Caveat Emptor: Research Results Can Lead You Astray
In August 2011, Nielsen conducted a survey of more than 28,000 online respondents from 56 countries around the world. The survey provided insights to help marketers better understand the right audience for cause-marketing activities, which programs resonate most strongly with this audience, and what marketing methods may be most effective in reaching these consumers. You can find the full report here (you’ll have to provide some information to access the total report).
The survey confirmed that the majority of consumers expresses a general preference for companies making a positive difference in the world. Sixty-six percent of consumers around the world say they prefer to buy products and services from companies that have implemented programs to give back to society. That preference extends to other matters as well. They prefer to work for or invest in these companies. A smaller share, but still nearly half, says they are willing to pay extra for products and services from these socially conscious companies.
According to the survey, 63% of socially conscious consumers are under the age of 40, compared to 55% of all respondents. The survey shows that younger consumers are more likely to spend extra for products and services from socially responsible companies. Fifty-one percent of all respondents aged 15 to 39 are willing to pay extra for such products and services compared to 37% of all respondents over age 40.
And, here’s the rub – it was an online survey. Although the preponderance of web surfers is younger, the over-40 online populations are growing in leaps and bounds. But not enough to capture realistically the socially conscious sentiments of many older populations that do not, comparatively speaking, spend a significant amount of time on the internet.
The survey findings on cause-marketing efforts don’t tell the entire story. The takeaway could be that older customers aren’t as interested in supporting companies that are sincere in supporting legitimate causes. But, research confirms that as we age we become even more “green” and we like to do business with and trust those companies that give back.
Moreover, the survey results also show that consumers have grown increasingly sensitive to “greenwashing,” the idea that a brand will artificially inflate its environmental or even social investments to attract customers. Older customers are even more sensitive to “greenwashing.” Their life experience helps them to identify readily those that aren’t sincere.
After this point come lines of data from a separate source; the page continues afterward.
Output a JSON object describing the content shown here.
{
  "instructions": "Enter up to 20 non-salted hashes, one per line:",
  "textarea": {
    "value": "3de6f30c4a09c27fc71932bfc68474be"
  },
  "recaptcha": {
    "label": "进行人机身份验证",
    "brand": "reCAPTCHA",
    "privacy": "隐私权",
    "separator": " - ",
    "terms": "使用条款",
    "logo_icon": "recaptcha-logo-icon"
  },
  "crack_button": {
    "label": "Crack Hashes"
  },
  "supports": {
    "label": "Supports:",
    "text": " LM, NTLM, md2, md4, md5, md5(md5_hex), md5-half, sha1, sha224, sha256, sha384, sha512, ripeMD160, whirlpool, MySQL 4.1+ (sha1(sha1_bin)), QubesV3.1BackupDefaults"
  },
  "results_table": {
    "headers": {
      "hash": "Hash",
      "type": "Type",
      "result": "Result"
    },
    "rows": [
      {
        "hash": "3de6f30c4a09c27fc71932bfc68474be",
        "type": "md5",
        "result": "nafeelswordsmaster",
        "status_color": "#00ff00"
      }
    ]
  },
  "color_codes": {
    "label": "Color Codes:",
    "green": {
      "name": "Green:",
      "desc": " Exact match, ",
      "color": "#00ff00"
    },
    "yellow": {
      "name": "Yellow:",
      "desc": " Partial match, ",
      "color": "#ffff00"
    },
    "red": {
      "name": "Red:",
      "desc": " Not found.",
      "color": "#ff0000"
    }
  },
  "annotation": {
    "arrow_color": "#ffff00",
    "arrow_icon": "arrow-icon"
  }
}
When it comes to advertising and recommendations, the report says, socially conscious consumers trust recommendations from people they know, while also looking for opinions and information posted by other consumers online, slightly more so than the global online survey average. This quality doesn’t subside as we age, it becomes more prevalent. So, assuming we become even more socially conscious consumers as we age, companies that have an authentic mission to contribute to local and national causes should not discount the significant trust benefit from boomer and older customers (comprising markets worth more than $2 trillion).
Socially conscious consumers are more likely than consumers overall to trust ads found on social networks and they were also more likely than total respondents (59% vs. 46%) to say they use social media when making a purchase decision.
Not all consumers expect companies to care about social responsibility, but those that do can be segmented and understood in ways that allow brands to engage in cause marketing which appeals to the right consumers, with the right causes and through the right marketing channels, concludes the report.